Es gibt Fleisch, Baby. Wir haben zu Hause im Garten einen Super-Riesengrill. Mit extra heißem Brenner für fette T-Bone-Steaks, einer riesigen Auflagefläche für mindestens 20 Hamburger-Pads gleichzeitig und einem sprechenden Fleischthermometer: „Die Kerntemperatur! Ist! Jetzt! Erreicht!“ Wir grillen gerne, auch wenn es schneit. Es gibt Freunde, die freiwillig jedes Wochenende aus dem Prenzlauer Berg eine Dreiviertelstunde hier an den Stadtrand fahren, nur damit wir zusammen grillen können. Wir lieben Fleisch. Natürlich nur von glücklichen Tieren, die mal auf der Weide gestanden und Biogras gefressen haben. So viel Bigotterie muss sein.

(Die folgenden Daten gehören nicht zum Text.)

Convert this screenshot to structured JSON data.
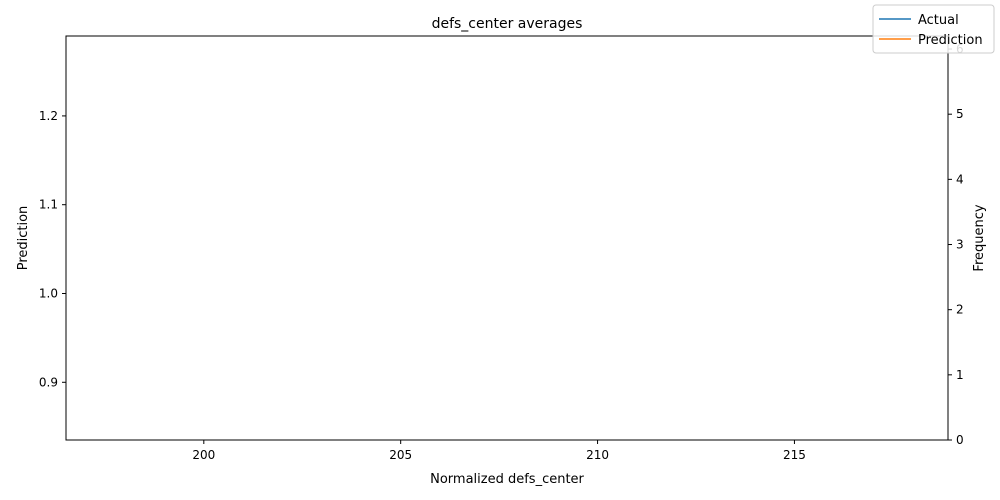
{
  "chart_data": {
    "type": "line",
    "title": "defs_center averages",
    "xlabel": "Normalized defs_center",
    "ylabel_left": "Prediction",
    "ylabel_right": "Frequency",
    "xlim": [
      196.5,
      218.9
    ],
    "ylim_left": [
      0.835,
      1.29
    ],
    "ylim_right": [
      0,
      6.2
    ],
    "x_ticks": [
      200,
      205,
      210,
      215
    ],
    "y_ticks_left": [
      0.9,
      1.0,
      1.1,
      1.2
    ],
    "y_ticks_right": [
      0,
      1,
      2,
      3,
      4,
      5,
      6
    ],
    "grid": false,
    "legend_position": "top-right",
    "series": [
      {
        "name": "Actual",
        "color": "#1f77b4",
        "x": [],
        "y": []
      },
      {
        "name": "Prediction",
        "color": "#ff7f0e",
        "x": [],
        "y": []
      }
    ]
  }
}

Es könnte sein, dass es damit bald vorbei ist. Die Tochter verdirbt uns den Appetit. Vor allem mir. Ich war als Kind mehrere Jahre Vegetarierin, ich trug Buttons mit „Meine Freunde ess ich nicht!“, ich weigerte mich, Metzgereien auch nur zu betreten. „Fährst du kurz mit dem Fahrrad zu Schlachter Steffens und kaufst Gulasch?“ – „Nein, da riecht es nach Tod.“ Im Laufe der Jahre und nach vielen vegetarischen Bolognesen und Soja-Würstchen verlor sich das, Fleisch schmeckte einfach zu gut. Für ethisch-moralische Appelle bin ich aber nach wie vor überaus empfänglich.

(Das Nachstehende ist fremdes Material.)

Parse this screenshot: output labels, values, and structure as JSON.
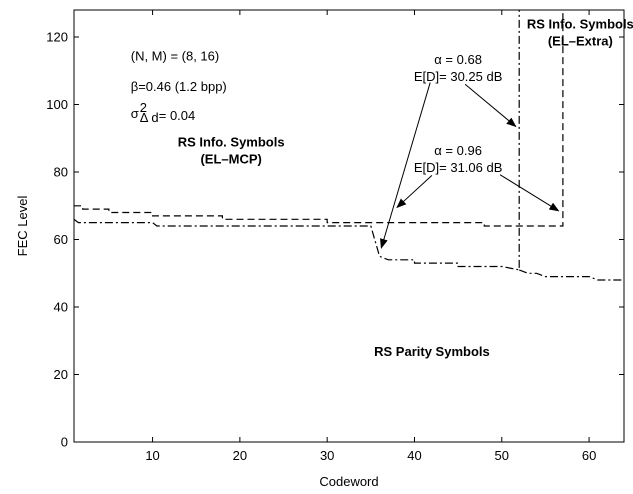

Kleine, wuschlige Lämmmchen mit Stummelschwänzchen

Angefangen hatte es schon vorigen Sommer mit einem köstlichen Lammbraten, den wir vorher mit einer Honig-Thymian-Mischung massiert hatten. Die Tochter wollte plötzlich ganz genau wissen, was sie da auf dem Teller hatte. „Ein Lamm!!!????“, rief sie empört. „Das muss ein sehr gemeiner Mensch gewesen sein, der ein kleines, süßes Lamm tötet! Die Mutter ist jetzt bestimmt ganz traurig und weint die ganze Zeit und ruft: Wo ist mein Baby!“ Vor meinen Augen sah ich kleine wuschlige Lämmchen mit Stummelschwänzchen. Das ist genau das, was man braucht, wenn man gerade auf den Punkt gegartes rosafarbenes Fleisch auf die Gabel gespießt hat. Wer hat Bambi getötet? Tja, und so ist es geblieben. Seither habe ich kein einziges Lammfilet mehr essen können.

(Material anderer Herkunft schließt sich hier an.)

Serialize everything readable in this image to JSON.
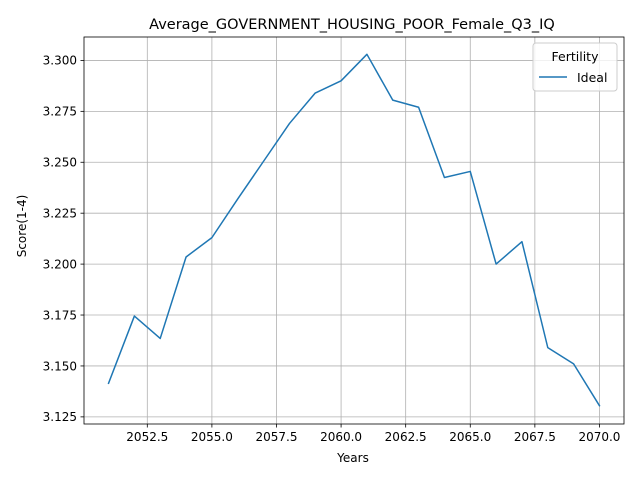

Aber so ganz hatte die Tochter die Sache mit dem Fleisch offenbar noch immer nicht verstanden. „Tut es den Tieren nicht weh, wenn man das Fleisch abschneidet?“ Ich: „Die sind dann ja schon tot.“ Tochter: „Aber warum schneidet man nicht einfach nur das raus, was man essen will? Dann müssten sie nicht tot sein.“ Ich: „Weil das total wehtun würde, stell dir vor, man würde dir einfach ein Stück vom Arm abschneiden…“ Tochter: „Schlachten tut auch weh!“

„Brauch noch mehr Fleisch“

Zu Ostern gab es die besten Teile eines erwachsenen Rindes. Der fast Dreijährige ließ sich ein Stück nach dem anderen auf dem Kinderteller mit den Märchenwesen zerschneiden: „Brauch noch mehr Fleisch!“ Die Tochter sagte nachdenklich: „Die Kuh muss ganz schön krank gewesen sein.“ Ich: „Häh?“ Tochter: „Na, weil sie doch gestorben ist.“

Jetzt musste ich tapfer sein, sie ist alt genug für die Wahrheit: „Nein, kranke Tiere darf man gar nicht essen. Das Fleisch, das wir essen, stammt von Kühen, die extra gezüchtet werden, damit man sie irgendwann schlachtet.“ Tochter erschrocken: „Aber dann gibt es ja bald keine Kühe mehr.“ Ich: „Doch. Es werden ja immer wieder neue geboren.“ Tochter: „Ja, aber wenn dann nur noch männliche geboren werden, dann gibt es bald gar keine mehr!!“

„Du riechst nach Pony“

Zum rein veganen Haushalt wird es in nächster Zeit aber vielleicht doch nicht kommen. Als die Tochter neulich vom Reiten wiederkam, schnupperte ich an ihren Haaren. „Du riechst nach Pony.“ Tochter: „Das ist doch toll.“ Dann dachte sie einen kurzen Moment nach: „Mama, wenn ein blöder Mensch ein Pferd schlachtet und dann mit dem Messer zerteilt, riecht das Messer bestimmt auch nach Pferd.“ Unsere Kinder sehen die Welt viel sachlicher, als wir es ihnen zutrauen. Und manchmal vielleicht sogar sachlicher, als wir selbst.